Rupert Murdoch, the major newspaper proprietor, had considerable newspaper holdings in the United States, where he spent most time. Several years ago he took out American citizenship. Are his newspaper companies in Australia now foreign owned? If he had settled in Britain, and normally used a British passport, while retaining his Australian one, would this have altered the position? Would it have been different if he had gone to New Zealand? Or if one of his major institutional investors moved their head office from London to Melbourne?

The point is this. These real and imaginary examples suggest that attempts to enforce the sort of foreigner-biased legislation envisaged would be totally impractical, would provide nothing more than a lucrative field for lawyers to argue legal points on. But, even if this was not the case, what about the second question? What is the legislation intended to do?

But I WAS in Rome, and DID as the Romans Did . . ?

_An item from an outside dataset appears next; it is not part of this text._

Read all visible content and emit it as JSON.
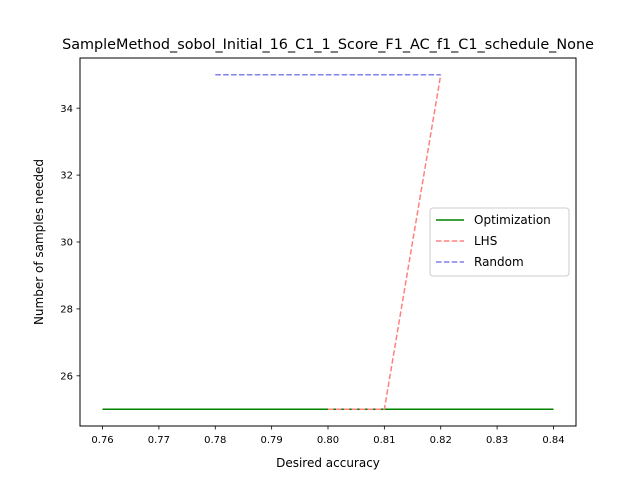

Comments on the proposed legislation by the WA Government have included assurances to the effect that any action by them would stop short of expropriating the foreign-owned properties. Big deal!

So the intention of the legislation is not to steal properties back from foreigners. What, then, just harass them a bit for being foreigners?

On applying linear thinking to the situation, it is difficult to see any purposes for the legislation other than ones to allow discrimination against particular landowners for reasons quite unconnected with the land itself. The interesting thing is that both the WA and Australian governments have legislation and officially-based codes of practice which are supposed to oppose discrimination on the grounds of race.

In practice, foreign challenges based on either the letter or the spirit of such legislation or codes are routinely circumvented by governments. In a recent case, a Japanese-based company actually challenged the WA Government over the percentage of foreign ownership allowed for the Perth Casino. They got nowhere.

Again in standard logical terms, what reasons can be found to treat some business people or others carrying on normal activities in WA differently to others? With respect to land, in particular, what are foreigners going to do bad about it? Dig it up and take it away to Japan? The mining companies are strongly supported for this!

The obvious question to ask is why there should be any restrictions on foreign-owner operations in Australia other than those applying to anyone else -- these are people who are in Rome, and are doing as the Romans do. The normal response is an assertion that "foreign control of local assets is not considered in the best interests of Australia".

Taking the Matrix View

Let us again look further at the situation from the viewpoint of Matrix Thinking. We will not be concerned with aspects such as justice, fairness, or legality, but rather with trying to understand the situation as a whole. If we can do that, we may get an indication of how it could be improved.

The WA situation is not unique, parallels can be found everywhere around the world, now and in the past. All these situations are normal expressions of SIOS (MT104), the tendency of a syston to over-exert its natural immune functions which it uses to maintain its integrity, its skin.

An MT summary of WA's proposed foreign-ownership legislation might be to say that it is a tangle of SIOS and Liechdorrino Delusion, lurching wildly off in an unspecified direction. This cryptic phrase will hopefully be clarified by MT112 and MT113.